GAARlandia was proposed by Iturralde-Vincent and MacPhee in 1999 as a way to explain the dispersal of land mammals from South America to the Caribbean islands in one continuous event, rather than a series of random overwater dispersals. Phylogenetic evidence has both supported and refuted the potential for the existence of GAARlandia, so the debate can still continue.

This month, in the Journal of Vertebrate Paleotology, Vélez-Juarbe et al. describe rodent incisors from Puerto Rico that date to the Oligocene- making them the earliest rodent fossils in the Caribbean. They are just incisors, so we cannot learn too much about the actual animal they belonged to (besides the fact their enamel structure indicates they belonged to a caviomorph rodent), but the existence of this fossil pushes back the date of rodent arrival in the Greater Antilles by approximately 9 million years. This new date is consistent with other molecular divergence estimations of caviomorph rodent groups in South America. In addition, a dated molecular phylogeny indicates there was a split between a Greater Antillean toad and its sister taxon in South America during the late Eocene- early Oligocene.  The coincidence between molecular divergence dates, paleontological finds, and the hypothesized date of the land-bridge adds support to the idea there may have been a short lived sub-aerial land bridge bringing non-flying mammals to the Greater Antilles.  Of course, this new evidence still does not preclude the possibility of overwater dispersal! These biogeographic hypotheses are very difficult to disprove so the debate rages on.

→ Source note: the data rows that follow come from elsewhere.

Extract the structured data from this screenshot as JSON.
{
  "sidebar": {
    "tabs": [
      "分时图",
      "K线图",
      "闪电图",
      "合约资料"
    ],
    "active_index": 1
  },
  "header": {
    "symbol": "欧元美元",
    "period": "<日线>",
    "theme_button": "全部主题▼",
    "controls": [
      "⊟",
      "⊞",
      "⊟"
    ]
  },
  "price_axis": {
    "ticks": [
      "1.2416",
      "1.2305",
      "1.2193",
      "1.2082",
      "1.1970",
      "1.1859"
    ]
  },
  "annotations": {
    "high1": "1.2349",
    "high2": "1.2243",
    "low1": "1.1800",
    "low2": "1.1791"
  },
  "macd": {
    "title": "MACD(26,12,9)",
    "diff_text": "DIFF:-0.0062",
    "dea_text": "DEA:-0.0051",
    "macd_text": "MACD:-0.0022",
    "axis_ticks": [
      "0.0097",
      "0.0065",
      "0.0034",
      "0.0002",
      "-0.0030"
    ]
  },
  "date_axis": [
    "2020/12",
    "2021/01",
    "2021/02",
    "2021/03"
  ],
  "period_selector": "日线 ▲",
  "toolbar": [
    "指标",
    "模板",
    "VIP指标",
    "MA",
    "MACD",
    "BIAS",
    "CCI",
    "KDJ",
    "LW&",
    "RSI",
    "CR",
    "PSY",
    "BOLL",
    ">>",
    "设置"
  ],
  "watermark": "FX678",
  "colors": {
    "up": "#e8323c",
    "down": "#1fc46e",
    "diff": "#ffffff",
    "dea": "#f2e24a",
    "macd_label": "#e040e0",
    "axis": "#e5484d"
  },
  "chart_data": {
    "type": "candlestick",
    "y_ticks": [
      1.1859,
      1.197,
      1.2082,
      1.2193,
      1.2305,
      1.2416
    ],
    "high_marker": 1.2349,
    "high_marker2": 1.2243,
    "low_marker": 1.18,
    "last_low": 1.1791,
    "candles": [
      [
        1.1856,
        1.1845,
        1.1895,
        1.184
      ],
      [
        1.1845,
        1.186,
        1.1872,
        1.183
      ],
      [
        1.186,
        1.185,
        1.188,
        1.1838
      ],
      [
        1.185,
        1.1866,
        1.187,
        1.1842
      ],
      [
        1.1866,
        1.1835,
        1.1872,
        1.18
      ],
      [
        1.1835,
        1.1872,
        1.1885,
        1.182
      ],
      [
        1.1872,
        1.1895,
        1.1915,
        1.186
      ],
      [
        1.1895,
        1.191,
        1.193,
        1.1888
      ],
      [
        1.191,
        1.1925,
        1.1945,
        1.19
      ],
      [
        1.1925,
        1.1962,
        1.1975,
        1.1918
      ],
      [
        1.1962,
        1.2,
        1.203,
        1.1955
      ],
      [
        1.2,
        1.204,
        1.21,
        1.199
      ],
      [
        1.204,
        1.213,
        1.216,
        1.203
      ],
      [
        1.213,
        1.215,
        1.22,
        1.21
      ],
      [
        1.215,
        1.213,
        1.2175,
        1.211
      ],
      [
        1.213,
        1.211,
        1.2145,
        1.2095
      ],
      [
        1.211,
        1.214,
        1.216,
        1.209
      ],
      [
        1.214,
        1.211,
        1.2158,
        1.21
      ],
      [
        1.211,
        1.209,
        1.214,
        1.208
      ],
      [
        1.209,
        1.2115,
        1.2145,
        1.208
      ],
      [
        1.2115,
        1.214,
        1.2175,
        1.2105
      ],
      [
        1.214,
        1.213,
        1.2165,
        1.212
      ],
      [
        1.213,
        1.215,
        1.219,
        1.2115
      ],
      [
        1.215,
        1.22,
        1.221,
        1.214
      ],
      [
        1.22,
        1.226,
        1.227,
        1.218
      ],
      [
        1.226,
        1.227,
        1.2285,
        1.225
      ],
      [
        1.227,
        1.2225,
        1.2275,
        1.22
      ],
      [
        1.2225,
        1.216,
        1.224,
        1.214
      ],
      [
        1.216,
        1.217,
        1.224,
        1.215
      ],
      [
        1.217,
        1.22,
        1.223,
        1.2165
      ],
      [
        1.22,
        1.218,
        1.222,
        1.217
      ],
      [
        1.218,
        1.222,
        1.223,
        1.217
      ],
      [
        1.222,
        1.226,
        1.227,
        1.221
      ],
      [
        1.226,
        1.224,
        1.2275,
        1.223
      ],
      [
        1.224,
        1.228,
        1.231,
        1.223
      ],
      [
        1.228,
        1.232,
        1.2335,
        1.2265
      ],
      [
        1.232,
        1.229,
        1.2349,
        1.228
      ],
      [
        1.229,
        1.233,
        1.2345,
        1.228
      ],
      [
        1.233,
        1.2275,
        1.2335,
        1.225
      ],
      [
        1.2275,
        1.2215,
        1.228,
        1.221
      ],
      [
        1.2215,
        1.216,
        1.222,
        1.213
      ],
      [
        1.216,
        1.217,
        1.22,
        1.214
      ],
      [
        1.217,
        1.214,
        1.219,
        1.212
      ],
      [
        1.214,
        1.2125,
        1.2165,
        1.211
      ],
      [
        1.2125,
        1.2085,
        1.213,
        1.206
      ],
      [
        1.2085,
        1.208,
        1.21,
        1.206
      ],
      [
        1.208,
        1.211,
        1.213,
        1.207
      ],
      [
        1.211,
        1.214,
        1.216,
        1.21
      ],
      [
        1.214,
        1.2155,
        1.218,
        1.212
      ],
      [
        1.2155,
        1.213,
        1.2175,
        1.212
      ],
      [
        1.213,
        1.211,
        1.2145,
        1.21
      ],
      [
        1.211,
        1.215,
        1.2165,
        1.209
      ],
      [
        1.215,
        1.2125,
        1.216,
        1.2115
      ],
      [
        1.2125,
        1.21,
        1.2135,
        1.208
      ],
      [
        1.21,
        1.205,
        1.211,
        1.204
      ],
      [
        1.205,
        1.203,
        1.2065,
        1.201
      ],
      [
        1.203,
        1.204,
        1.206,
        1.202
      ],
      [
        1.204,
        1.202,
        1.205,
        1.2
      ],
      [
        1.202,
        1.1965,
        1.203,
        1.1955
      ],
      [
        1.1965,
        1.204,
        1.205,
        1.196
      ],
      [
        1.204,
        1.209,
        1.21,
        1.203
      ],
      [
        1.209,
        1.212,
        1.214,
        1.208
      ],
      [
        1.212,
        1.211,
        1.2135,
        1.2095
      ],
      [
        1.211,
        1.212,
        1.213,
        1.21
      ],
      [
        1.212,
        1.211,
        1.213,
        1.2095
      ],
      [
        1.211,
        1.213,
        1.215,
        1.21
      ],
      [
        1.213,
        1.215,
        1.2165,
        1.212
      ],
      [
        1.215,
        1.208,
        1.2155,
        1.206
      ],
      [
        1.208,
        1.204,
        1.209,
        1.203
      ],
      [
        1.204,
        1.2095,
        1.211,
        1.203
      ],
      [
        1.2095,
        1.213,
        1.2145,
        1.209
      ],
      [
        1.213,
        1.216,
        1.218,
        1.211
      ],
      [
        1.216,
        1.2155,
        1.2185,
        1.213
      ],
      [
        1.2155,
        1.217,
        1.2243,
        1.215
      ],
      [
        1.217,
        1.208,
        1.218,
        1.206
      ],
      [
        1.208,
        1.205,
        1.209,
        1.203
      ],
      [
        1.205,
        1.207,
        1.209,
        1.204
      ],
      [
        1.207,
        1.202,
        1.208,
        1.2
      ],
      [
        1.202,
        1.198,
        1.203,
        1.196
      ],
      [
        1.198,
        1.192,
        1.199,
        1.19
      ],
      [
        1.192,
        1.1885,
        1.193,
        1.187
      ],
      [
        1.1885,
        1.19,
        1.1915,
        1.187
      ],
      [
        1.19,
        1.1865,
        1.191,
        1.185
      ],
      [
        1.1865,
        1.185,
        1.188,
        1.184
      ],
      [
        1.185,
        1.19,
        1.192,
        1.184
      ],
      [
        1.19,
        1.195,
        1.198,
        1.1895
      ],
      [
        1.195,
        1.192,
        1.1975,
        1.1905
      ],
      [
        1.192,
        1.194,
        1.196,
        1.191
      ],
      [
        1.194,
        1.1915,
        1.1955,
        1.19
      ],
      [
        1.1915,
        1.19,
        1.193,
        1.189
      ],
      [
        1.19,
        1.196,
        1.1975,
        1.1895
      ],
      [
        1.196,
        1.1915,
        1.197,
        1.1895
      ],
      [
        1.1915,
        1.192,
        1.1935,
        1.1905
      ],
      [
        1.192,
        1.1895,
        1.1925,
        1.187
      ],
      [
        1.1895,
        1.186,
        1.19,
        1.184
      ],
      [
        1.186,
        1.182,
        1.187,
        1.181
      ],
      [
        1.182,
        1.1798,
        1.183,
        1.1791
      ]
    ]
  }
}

So where have the Caribbean monkeys and sloths gone? The Caribbean mammalian fauna experienced extremely high rates of extinction during the Quaternary, and these extinctions seemed to occur both before and after humans were a factor in the environments. During the Holocene, climate change could have potentially altered the environments these mammals were living in and this caused their extinction. But with the arrival of humans, overhunting, habitat destruction, disease, and introduction of invasive predators could also have been extremely damaging to biodiversity. The zooarchaeological and paleontological records on these islands can be spotty, but much more remains to be done to figure out the complex history of the ancient life of the Caribbean. Ancient DNA, stable isotopes, and re-examination of the taxonomy of fossils and sub-fossils from the Caribbean will continue to inform biogeographic theory and help us understand what drove such a unique mammalian biota to extinction.

References:

Iturralde-Vincent, M. A., R. MacPhee. 1999. Paleogeography of the Caribbean region: implications for Cenozoic biogeography. Bulletin of the American Museum of Natural History 238:1-95.

Velez-Juarbe, J., T. Martin, R. D. E. MacPhee, D. Ortega-Ariza. 2014. The earliest Caribbean rodents: Oligocene caviomorphs from Puerto Rico. Journal of Vertebrate Paleontology 34:157-163.